Ventura police detectives have not turned up any solid leads in the case and were continuing to look for a teenager who was seen knocking on doors along the street near Jake's home shortly before he was killed.

"It's still too early in the investigation to tell how strong some of these leads are," Ventura Police Lt. Don Arth said. "But I don't think I can say we have anything really solid right now. Our hope is that we'll turn up some sort of physical evidence that will help."

Shortly after Jake died Tuesday, police released a composite sketch of the individual seen knocking on doors in the boy's neighborhood. The individual is described as a cleanshaven Latino in his late teens, about 5 feet 6, with a slender build and close-cropped black hair.

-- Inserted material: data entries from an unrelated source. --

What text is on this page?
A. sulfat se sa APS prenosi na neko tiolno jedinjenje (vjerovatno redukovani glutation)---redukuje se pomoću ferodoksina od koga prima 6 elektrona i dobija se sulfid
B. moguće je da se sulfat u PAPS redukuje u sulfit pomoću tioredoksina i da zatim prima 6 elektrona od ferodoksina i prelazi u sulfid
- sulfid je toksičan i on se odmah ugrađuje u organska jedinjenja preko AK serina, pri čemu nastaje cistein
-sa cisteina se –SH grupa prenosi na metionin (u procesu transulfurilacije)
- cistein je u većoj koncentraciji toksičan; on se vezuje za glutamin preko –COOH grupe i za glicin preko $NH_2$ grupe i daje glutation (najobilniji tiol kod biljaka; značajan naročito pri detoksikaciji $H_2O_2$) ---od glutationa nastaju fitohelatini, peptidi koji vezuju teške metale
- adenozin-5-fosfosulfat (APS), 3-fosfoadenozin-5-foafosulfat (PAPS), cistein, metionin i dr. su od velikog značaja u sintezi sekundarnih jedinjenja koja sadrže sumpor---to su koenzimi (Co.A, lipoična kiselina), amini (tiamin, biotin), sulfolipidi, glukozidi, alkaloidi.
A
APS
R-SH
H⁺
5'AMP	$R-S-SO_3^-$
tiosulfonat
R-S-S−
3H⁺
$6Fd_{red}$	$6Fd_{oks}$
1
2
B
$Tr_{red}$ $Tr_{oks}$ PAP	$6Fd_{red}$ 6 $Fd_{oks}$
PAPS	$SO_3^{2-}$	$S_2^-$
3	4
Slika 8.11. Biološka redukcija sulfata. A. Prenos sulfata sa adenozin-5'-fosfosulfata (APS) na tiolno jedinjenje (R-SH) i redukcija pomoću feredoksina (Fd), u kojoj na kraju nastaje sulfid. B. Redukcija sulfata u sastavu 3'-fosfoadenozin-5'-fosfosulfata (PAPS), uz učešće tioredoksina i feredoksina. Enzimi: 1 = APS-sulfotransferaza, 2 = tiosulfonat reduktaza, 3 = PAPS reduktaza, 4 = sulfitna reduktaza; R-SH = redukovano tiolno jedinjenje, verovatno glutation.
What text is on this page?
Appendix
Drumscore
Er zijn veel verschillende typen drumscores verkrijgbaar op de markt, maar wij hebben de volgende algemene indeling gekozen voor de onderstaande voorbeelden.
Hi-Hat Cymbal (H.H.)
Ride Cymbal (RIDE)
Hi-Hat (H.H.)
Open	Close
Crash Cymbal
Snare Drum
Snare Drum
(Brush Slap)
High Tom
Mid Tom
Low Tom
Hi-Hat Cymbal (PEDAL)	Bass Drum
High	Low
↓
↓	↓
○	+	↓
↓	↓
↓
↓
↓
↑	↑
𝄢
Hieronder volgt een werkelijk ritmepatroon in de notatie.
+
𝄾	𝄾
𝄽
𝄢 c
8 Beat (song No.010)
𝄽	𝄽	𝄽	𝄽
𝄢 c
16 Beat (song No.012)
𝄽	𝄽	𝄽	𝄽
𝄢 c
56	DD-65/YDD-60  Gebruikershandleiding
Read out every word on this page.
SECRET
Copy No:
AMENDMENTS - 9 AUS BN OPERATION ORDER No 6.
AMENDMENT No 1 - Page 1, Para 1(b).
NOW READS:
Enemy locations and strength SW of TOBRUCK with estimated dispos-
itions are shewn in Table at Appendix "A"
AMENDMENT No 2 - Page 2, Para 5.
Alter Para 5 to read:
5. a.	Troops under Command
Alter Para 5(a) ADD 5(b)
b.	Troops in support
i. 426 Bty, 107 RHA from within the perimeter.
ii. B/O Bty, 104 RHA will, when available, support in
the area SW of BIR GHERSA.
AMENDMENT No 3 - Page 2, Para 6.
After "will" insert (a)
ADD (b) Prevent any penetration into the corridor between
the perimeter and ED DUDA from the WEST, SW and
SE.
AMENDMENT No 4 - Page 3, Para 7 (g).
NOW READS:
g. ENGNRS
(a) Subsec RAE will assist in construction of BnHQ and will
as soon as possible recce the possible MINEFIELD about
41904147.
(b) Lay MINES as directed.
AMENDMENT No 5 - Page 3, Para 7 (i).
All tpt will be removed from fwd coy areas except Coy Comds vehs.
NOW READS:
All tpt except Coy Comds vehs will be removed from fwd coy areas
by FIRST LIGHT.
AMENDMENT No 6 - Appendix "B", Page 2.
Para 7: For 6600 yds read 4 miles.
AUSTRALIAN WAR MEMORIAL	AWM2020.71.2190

"He is not a suspect," Arth said. "He was seen in the area, and we would like to locate him and talk to him."

While detectives canvassed the neighborhood Tuesday, high school friends of Jake's and his parents dropped off roses and pink carnations at the family's home. The teenager's friends from Buena High School held a vigil after summer school classes.

"When I found out about this morning I was shaking," said John Novickas, an 18-year-old high school buddy. "I feel like a part of me went with him."

James "Jake" Bush was a boy blossoming into a young man. He had just landed his first job at a local movie theater and on the day he died had just passed his written exam so he could learn to drive.

He was to be a senior next year, preparing to take advanced placement calculus and computer programming. He was thrilled to be named co-captain of the varsity track squad. He was a triple jumper who hoped to leap 41 feet next year and who was just starting to consider college.

"All the pieces of the puzzle were starting to come together for him," said Shirley, who like her husband is a teacher at Balboa Middle School in Ventura. "He was finding some real direction in school, and he was taking some real direction for himself. He was really finding his way."